Closing the capital gains loophole

Hemingway wants to see other tax changes, too—the biggest one being the end of special treatment for capital gains. “Capital gains are taxed at half the rate of income from work, and that’s a hugely costly tax loophole or design feature,” he says. “And the benefits from that flow overwhelmingly to the top 10 percent of income earners.”

He points to work by University of Toronto economist Michael Smart, who estimates that equalizing treatment of capital gains and labour income in the tax system would increase federal and provincial tax revenue by $16 billion a year. “In some ways, they’re complementary,” Hemingway says of the wealth tax and capital gains proposals. “The wealth tax focuses in on the richest of the rich in a way that the capital-gains tax reform can’t.”

A fair tax system for everyone

Besides providing new government revenue, a wealth tax on the very rich would help restore faith in the tax system and its fairness, Hemingway contends.

In a 2018 survey of some 1,700 Canada Revenue Agency tax professionals, conducted by the Professional Institute of the Public Service of Canada, nine out of 10 respondents said that it’s easier for corporations and wealthy people to evade and/or avoid tax responsibilities than for average Canadians.

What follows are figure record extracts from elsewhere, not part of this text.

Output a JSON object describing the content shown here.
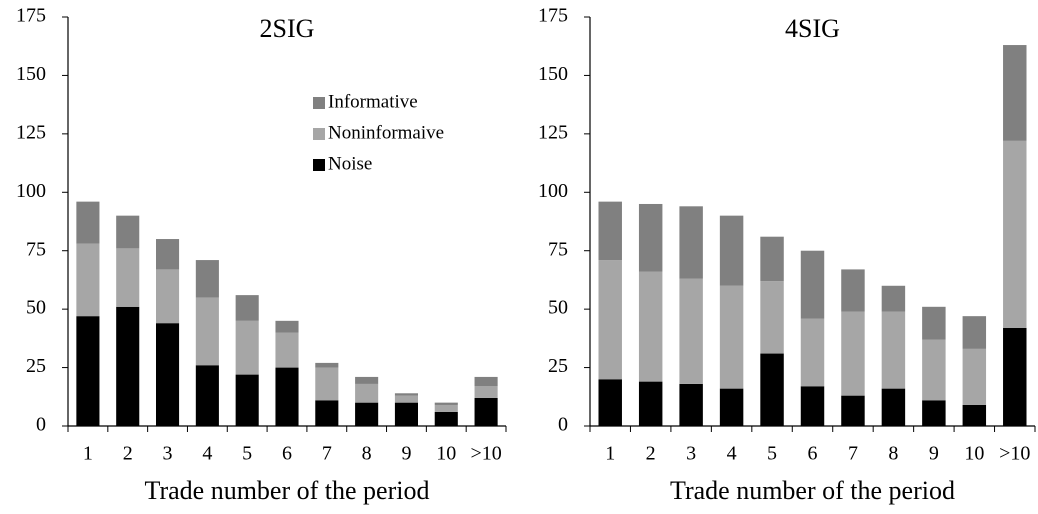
{
  "chart_data": [
    {
      "type": "bar",
      "stacked": true,
      "title": "2SIG",
      "xlabel": "Trade  number of the period",
      "categories": [
        "1",
        "2",
        "3",
        "4",
        "5",
        "6",
        "7",
        "8",
        "9",
        "10",
        ">10"
      ],
      "series": [
        {
          "name": "Noise",
          "color": "#000000",
          "values": [
            47,
            51,
            44,
            26,
            22,
            25,
            11,
            10,
            10,
            6,
            12
          ]
        },
        {
          "name": "Noninformaive",
          "color": "#a6a6a6",
          "values": [
            31,
            25,
            23,
            29,
            23,
            15,
            14,
            8,
            3,
            3,
            5
          ]
        },
        {
          "name": "Informative",
          "color": "#808080",
          "values": [
            18,
            14,
            13,
            16,
            11,
            5,
            2,
            3,
            1,
            1,
            4
          ]
        }
      ],
      "ylim": [
        0,
        175
      ],
      "yticks": [
        0,
        25,
        50,
        75,
        100,
        125,
        150,
        175
      ],
      "legend": "upper right"
    },
    {
      "type": "bar",
      "stacked": true,
      "title": "4SIG",
      "xlabel": "Trade  number of the period",
      "categories": [
        "1",
        "2",
        "3",
        "4",
        "5",
        "6",
        "7",
        "8",
        "9",
        "10",
        ">10"
      ],
      "series": [
        {
          "color": "#000000",
          "values": [
            20,
            19,
            18,
            16,
            31,
            17,
            13,
            16,
            11,
            9,
            42
          ]
        },
        {
          "color": "#a6a6a6",
          "values": [
            51,
            47,
            45,
            44,
            31,
            29,
            36,
            33,
            26,
            24,
            80
          ]
        },
        {
          "color": "#808080",
          "values": [
            25,
            29,
            31,
            30,
            19,
            29,
            18,
            11,
            14,
            14,
            41
          ]
        }
      ],
      "ylim": [
        0,
        175
      ],
      "yticks": [
        0,
        25,
        50,
        75,
        100,
        125,
        150,
        175
      ]
    }
  ]
}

Roughly eight out of 10 agreed that corporations and rich Canadians disproportionately reap the benefits of tax credits, exemptions and loopholes.

The CRA has also faced criticism for shielding the identities of people convicted of offshore tax evasion—while publishing the names of small-business owners and other individuals who committed relatively minor tax offences.

“If you look at some of the psychological research on people’s willingness to contribute to a common fund, it’s really corroded when people are cheating in the game,” Hemingway says. “Particularly if they’re at the very wealthy end of the spectrum and there’s a sense that people aren’t paying their fair share, then it makes everyone else less willing to chip in and feel good about chipping in.”